The initiative responds to the 2024 law requiring ByteDance to divest TikTok or face a ban, amid long-standing U.S. concerns about data privacy and national security. While content from the current app is expected to carry over, the new recommendation engine will be trained solely on U.S. user data. This is expected to shift content visibility toward American creators and possibly limit international reach for non-U.S. influencers.

Sources revealed that since January, TikTok has been removing non-U.S. user data from Oracle’s American data centers to comply with separation demands. Meanwhile, ByteDance has worked on splitting its algorithm’s codebase — a move it previously denied.

If the technical split is completed, U.S. operations would be managed independently of TikTok’s global team, although ByteDance engineers might remain involved on a limited basis. This has raised internal questions about whether the U.S. algorithm will retain its effectiveness without access to ByteDance’s global engineering expertise.
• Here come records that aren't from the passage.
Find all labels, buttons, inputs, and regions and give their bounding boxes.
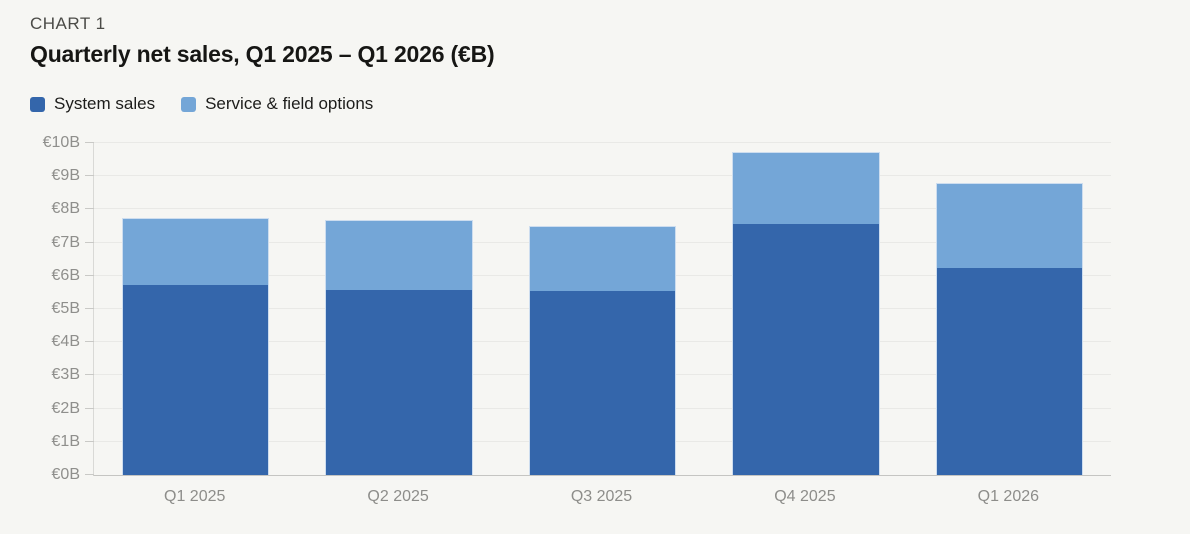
x-tick-label: Q4 2025 — [774, 488, 836, 505]
plot-area — [85, 142, 1111, 476]
bar-group — [297, 143, 500, 475]
bar-segment-service — [122, 219, 269, 286]
y-tick-mark — [85, 241, 94, 243]
y-tick-label: €10B — [42, 134, 80, 151]
bar-group — [704, 143, 907, 475]
bar-segment-system — [936, 267, 1083, 475]
bar-group — [908, 143, 1111, 475]
y-tick-mark — [85, 208, 94, 210]
bar-group — [501, 143, 704, 475]
y-tick-mark — [85, 474, 94, 475]
bar-stack — [325, 219, 473, 475]
y-tick-label: €2B — [51, 399, 80, 417]
gridline — [94, 142, 1111, 143]
legend-item: Service & field options — [181, 94, 373, 114]
gridline — [94, 208, 1111, 210]
y-tick-label: €0B — [51, 466, 80, 483]
x-tick-label: Q1 2026 — [977, 488, 1040, 505]
bar-stack — [732, 152, 880, 475]
legend-swatch — [181, 96, 197, 112]
y-tick-mark — [85, 374, 94, 376]
y-tick-label: €7B — [51, 233, 80, 251]
legend: System sales Service & field options — [30, 94, 373, 114]
bar-segment-system — [733, 224, 879, 475]
y-tick-label: €5B — [51, 300, 80, 317]
y-tick-label: €3B — [51, 366, 80, 384]
legend-item-label: Service & field options — [205, 94, 374, 113]
chart-title: Quarterly net sales, Q1 2025 – Q1 2026 (… — [30, 41, 495, 67]
bar-segment-system — [122, 285, 269, 475]
y-tick-label: €4B — [51, 333, 80, 351]
bar-stack — [528, 225, 677, 475]
bar-segment-service — [936, 184, 1083, 268]
y-tick-mark — [85, 175, 94, 177]
gridline — [94, 175, 1111, 177]
x-tick-label: Q1 2025 — [164, 488, 226, 505]
y-tick-label: €1B — [51, 432, 80, 450]
y-tick-mark — [85, 274, 94, 276]
y-tick-mark — [85, 142, 94, 143]
bar-row — [94, 143, 1111, 475]
legend-item-label: System sales — [54, 94, 156, 113]
y-axis-labels: €0B €1B €2B €3B €4B €5B €6B €7B €8B €9B €10B — [0, 134, 80, 483]
bar-group — [94, 143, 297, 475]
x-axis-labels: Q1 2025 Q2 2025 Q3 2025 Q4 2025 Q1 2026 — [93, 488, 1110, 506]
bar-segment-service — [326, 220, 472, 290]
y-tick-mark — [85, 440, 94, 442]
y-tick-mark — [85, 341, 94, 343]
y-tick-mark — [85, 407, 94, 409]
legend-item: System sales — [30, 94, 155, 114]
x-tick-label: Q2 2025 — [367, 488, 429, 505]
bar-segment-system — [326, 289, 472, 475]
y-tick-mark — [85, 308, 94, 309]
bar-segment-service — [529, 226, 676, 292]
chart-kicker: CHART 1 — [30, 14, 106, 33]
y-tick-label: €8B — [51, 200, 80, 218]
bar-segment-system — [529, 291, 676, 475]
bar-stack — [121, 218, 270, 475]
legend-swatch — [30, 96, 45, 112]
y-tick-label: €9B — [51, 167, 80, 185]
bar-segment-service — [733, 153, 879, 225]
x-tick-label: Q3 2025 — [570, 488, 633, 505]
y-tick-label: €6B — [51, 266, 80, 284]
bar-stack — [935, 183, 1084, 475]
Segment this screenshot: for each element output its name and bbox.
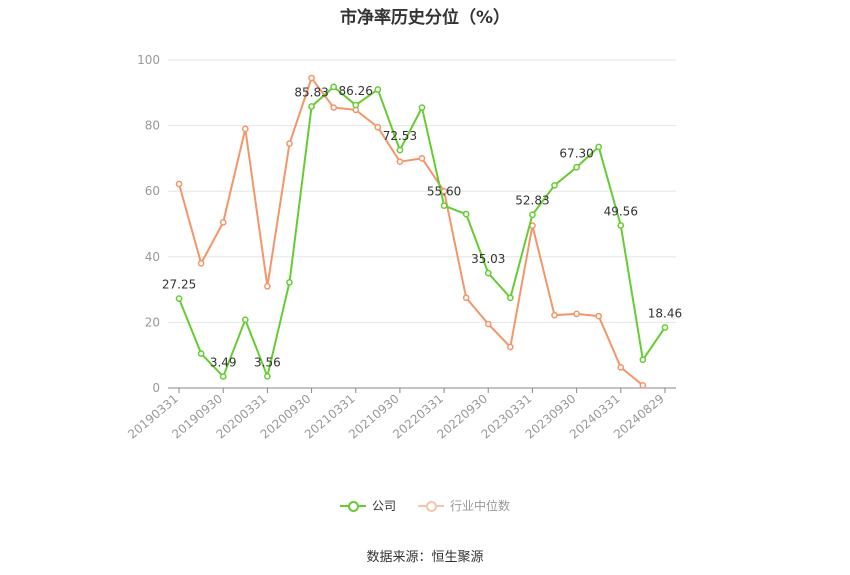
y-tick-label: 100 — [137, 53, 160, 67]
y-tick-label: 60 — [145, 184, 160, 198]
data-point-1 — [462, 294, 470, 302]
data-point-1 — [396, 158, 404, 166]
data-point-0 — [617, 222, 625, 229]
data-point-0 — [396, 146, 404, 154]
data-label: 18.46 — [648, 306, 682, 320]
series-line-1 — [178, 77, 644, 387]
series-line-0 — [178, 85, 666, 378]
data-point-0 — [551, 181, 558, 189]
data-point-1 — [241, 125, 249, 133]
data-point-0 — [440, 202, 448, 209]
chart-title: 市净率历史分位（%） — [339, 8, 511, 28]
data-point-0 — [484, 269, 492, 277]
data-point-0 — [573, 163, 580, 171]
y-tick-label: 20 — [145, 315, 160, 329]
data-point-0 — [529, 211, 536, 219]
legend-item-industry-median[interactable]: 行业中位数 — [418, 497, 510, 514]
data-label: 72.53 — [383, 129, 417, 143]
data-point-0 — [175, 295, 183, 302]
data-point-1 — [551, 311, 558, 319]
legend-swatch-industry-median — [418, 500, 444, 512]
data-point-0 — [374, 86, 382, 93]
y-tick-label: 80 — [145, 119, 160, 133]
y-tick-label: 0 — [152, 381, 160, 395]
data-label: 3.56 — [254, 355, 281, 369]
legend: 公司 行业中位数 — [0, 497, 850, 514]
data-label: 55.60 — [427, 185, 461, 199]
data-label: 27.25 — [162, 278, 196, 292]
data-point-0 — [264, 372, 271, 380]
data-source: 数据来源：恒生聚源 — [366, 550, 484, 565]
data-label: 35.03 — [471, 252, 505, 266]
data-label: 85.83 — [294, 85, 328, 99]
data-label: 49.56 — [604, 204, 638, 218]
legend-swatch-company — [339, 500, 366, 512]
data-point-1 — [617, 363, 625, 371]
data-point-1 — [175, 180, 183, 188]
data-point-0 — [418, 104, 426, 111]
data-point-1 — [374, 123, 382, 131]
data-point-1 — [308, 74, 315, 82]
data-point-1 — [197, 260, 205, 267]
data-point-0 — [219, 373, 227, 380]
data-point-1 — [330, 104, 338, 111]
data-point-1 — [484, 320, 492, 328]
legend-label-company: 公司 — [371, 499, 396, 513]
data-point-0 — [595, 143, 603, 151]
legend-item-company[interactable]: 公司 — [339, 497, 396, 514]
data-point-0 — [308, 103, 315, 110]
data-point-0 — [352, 101, 360, 109]
y-tick-label: 40 — [145, 250, 160, 264]
data-point-1 — [639, 382, 647, 389]
data-point-1 — [264, 282, 271, 290]
data-label: 86.26 — [339, 84, 373, 98]
legend-label-industry-median: 行业中位数 — [450, 499, 511, 513]
data-point-1 — [573, 310, 580, 318]
data-point-1 — [506, 343, 514, 351]
data-point-0 — [330, 83, 338, 91]
data-point-0 — [197, 350, 205, 357]
data-point-0 — [506, 294, 514, 302]
data-label: 52.83 — [515, 194, 549, 208]
data-point-0 — [462, 210, 470, 218]
data-label: 3.49 — [210, 356, 237, 370]
data-point-0 — [639, 356, 647, 364]
data-point-1 — [219, 219, 227, 226]
data-point-0 — [661, 324, 669, 331]
data-point-1 — [418, 155, 426, 162]
data-point-0 — [241, 316, 249, 324]
data-point-1 — [595, 312, 603, 320]
data-label: 67.30 — [559, 146, 593, 160]
data-point-1 — [286, 140, 293, 147]
data-point-0 — [286, 279, 293, 286]
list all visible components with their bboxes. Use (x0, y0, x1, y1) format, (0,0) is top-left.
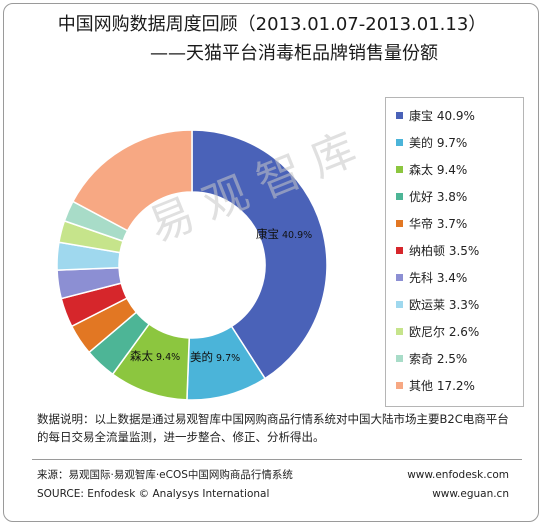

A potential sale would involve a joint venture including American investors such as Susquehanna International Group, General Atlantic, KKR, and possibly Oracle, along with new players like Blackstone and Andreessen Horowitz. ByteDance would retain a minority stake. However, Beijing’s approval remains uncertain due to China’s export restrictions on recommendation algorithms, a key concern in the stalled 2020 negotiations.

The separation effort is unfolding against a broader backdrop of U.S.-China trade tensions. While former President Donald Trump said last week he would resume discussions with China over the sale, he admitted uncertainty over Beijing’s cooperation, adding, “I think the deal is good for China and it’s good for us.”